The company also said that national guidelines introduced by Labour 17 years ago intended to clear roads of cars by providing less off-street parking had backfired, with many motorists leaving vehicles on the street.

 

Stagecoach has issued its own guidance to councils, urging them to build roads at least 6.5m wide, with sweeping bends and off-street parking provided.

It also said that “shared space” schemes that seek to declutter streets by stripping out kerbs, road markings and traffic signs should be redesigned to “avoid buses straying into areas intended mainly for pedestrians”.
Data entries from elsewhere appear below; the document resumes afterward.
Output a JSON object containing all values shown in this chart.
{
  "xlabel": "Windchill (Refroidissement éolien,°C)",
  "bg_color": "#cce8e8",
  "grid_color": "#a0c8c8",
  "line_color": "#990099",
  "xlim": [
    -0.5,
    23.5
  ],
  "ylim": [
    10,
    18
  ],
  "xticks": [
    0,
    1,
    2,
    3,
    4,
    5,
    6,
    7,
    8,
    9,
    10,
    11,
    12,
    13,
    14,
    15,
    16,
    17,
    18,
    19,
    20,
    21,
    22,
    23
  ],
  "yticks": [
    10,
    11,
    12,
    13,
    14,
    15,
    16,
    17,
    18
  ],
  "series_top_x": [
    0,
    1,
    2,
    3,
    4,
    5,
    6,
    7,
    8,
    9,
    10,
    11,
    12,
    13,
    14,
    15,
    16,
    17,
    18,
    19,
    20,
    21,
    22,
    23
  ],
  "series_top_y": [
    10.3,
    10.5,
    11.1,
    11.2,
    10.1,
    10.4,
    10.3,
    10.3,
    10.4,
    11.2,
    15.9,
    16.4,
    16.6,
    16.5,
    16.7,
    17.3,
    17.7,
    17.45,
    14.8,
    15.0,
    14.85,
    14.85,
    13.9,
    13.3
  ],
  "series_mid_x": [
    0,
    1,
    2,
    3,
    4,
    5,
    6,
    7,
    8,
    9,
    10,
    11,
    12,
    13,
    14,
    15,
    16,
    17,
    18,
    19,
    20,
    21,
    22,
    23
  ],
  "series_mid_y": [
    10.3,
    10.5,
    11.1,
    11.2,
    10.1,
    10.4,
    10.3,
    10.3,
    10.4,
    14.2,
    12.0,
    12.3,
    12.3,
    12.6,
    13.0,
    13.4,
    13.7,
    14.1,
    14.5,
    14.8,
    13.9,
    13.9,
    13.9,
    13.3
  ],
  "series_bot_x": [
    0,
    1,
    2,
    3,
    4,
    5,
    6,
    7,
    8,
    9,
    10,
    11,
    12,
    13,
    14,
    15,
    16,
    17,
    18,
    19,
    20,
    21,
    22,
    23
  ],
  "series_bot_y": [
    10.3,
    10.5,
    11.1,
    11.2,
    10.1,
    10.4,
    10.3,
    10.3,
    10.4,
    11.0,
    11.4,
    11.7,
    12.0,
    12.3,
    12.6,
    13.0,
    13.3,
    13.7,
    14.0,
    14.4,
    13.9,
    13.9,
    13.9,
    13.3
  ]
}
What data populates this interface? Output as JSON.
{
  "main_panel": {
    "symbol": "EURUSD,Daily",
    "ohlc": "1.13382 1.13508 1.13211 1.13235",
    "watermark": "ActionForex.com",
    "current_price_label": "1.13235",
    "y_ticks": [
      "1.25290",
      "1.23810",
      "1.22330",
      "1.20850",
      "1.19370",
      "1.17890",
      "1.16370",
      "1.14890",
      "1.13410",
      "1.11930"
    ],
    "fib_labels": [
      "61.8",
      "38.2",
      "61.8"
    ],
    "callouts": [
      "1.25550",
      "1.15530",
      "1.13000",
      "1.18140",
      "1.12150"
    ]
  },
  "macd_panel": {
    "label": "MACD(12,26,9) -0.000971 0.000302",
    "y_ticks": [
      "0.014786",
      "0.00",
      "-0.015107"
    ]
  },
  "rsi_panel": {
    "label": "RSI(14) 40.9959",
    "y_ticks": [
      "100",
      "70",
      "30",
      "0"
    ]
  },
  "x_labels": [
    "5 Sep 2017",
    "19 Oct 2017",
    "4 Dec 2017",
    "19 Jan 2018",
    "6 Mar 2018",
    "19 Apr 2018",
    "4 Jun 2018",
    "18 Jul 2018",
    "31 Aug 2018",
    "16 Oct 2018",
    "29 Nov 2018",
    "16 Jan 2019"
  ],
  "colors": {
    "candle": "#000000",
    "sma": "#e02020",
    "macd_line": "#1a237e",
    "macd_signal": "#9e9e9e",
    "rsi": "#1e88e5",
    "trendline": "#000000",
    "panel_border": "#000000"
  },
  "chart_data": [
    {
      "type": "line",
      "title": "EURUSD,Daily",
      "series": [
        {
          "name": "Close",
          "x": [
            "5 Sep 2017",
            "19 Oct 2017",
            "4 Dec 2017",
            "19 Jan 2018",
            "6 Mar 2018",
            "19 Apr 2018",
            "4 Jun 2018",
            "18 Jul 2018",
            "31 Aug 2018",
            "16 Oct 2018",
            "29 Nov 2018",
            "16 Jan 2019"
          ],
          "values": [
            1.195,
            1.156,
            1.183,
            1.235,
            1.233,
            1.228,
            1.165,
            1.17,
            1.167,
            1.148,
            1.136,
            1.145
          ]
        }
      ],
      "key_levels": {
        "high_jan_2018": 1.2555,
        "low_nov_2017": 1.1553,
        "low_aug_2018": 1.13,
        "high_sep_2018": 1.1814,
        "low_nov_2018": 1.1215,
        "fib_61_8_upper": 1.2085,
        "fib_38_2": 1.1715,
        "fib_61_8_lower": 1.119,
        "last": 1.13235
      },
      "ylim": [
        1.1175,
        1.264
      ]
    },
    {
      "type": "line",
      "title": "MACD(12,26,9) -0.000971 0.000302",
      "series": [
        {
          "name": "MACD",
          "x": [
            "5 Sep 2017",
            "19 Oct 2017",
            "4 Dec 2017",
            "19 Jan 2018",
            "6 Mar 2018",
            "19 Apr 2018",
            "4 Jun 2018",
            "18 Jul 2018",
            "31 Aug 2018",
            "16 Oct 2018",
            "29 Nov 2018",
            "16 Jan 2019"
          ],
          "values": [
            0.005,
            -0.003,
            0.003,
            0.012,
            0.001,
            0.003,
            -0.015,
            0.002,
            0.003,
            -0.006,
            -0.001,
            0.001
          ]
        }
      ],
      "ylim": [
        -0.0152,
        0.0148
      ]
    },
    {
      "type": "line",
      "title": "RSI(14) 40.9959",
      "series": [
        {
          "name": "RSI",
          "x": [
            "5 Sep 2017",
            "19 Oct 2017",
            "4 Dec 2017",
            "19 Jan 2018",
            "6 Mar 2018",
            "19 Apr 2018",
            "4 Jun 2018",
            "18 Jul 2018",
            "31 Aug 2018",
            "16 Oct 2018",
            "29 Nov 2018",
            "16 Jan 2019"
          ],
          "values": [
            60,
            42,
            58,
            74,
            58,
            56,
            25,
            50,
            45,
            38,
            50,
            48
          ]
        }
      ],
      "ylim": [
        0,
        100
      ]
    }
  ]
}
Nick Small, Stagecoach’s head of strategic development for the south, said examples included the Shilton Park estate in Carterton, Oxfordshire, where the company could not operate a full-size bus, and the Kingsway development, Gloucester, which had areas “impenetrable by buses”.

Daniel Carey-Dawes, a senior infrastructure campaigner at the Campaign to Protect Rural England, said: “Bad design will lock our towns and countryside into toxic congestion and car dependency for decades.”

Martin Tett, housing and transport spokesman for the Local Government Association, said: “We will be looking closely at this blueprint and continuing to work hard to deliver places where our communities can thrive.”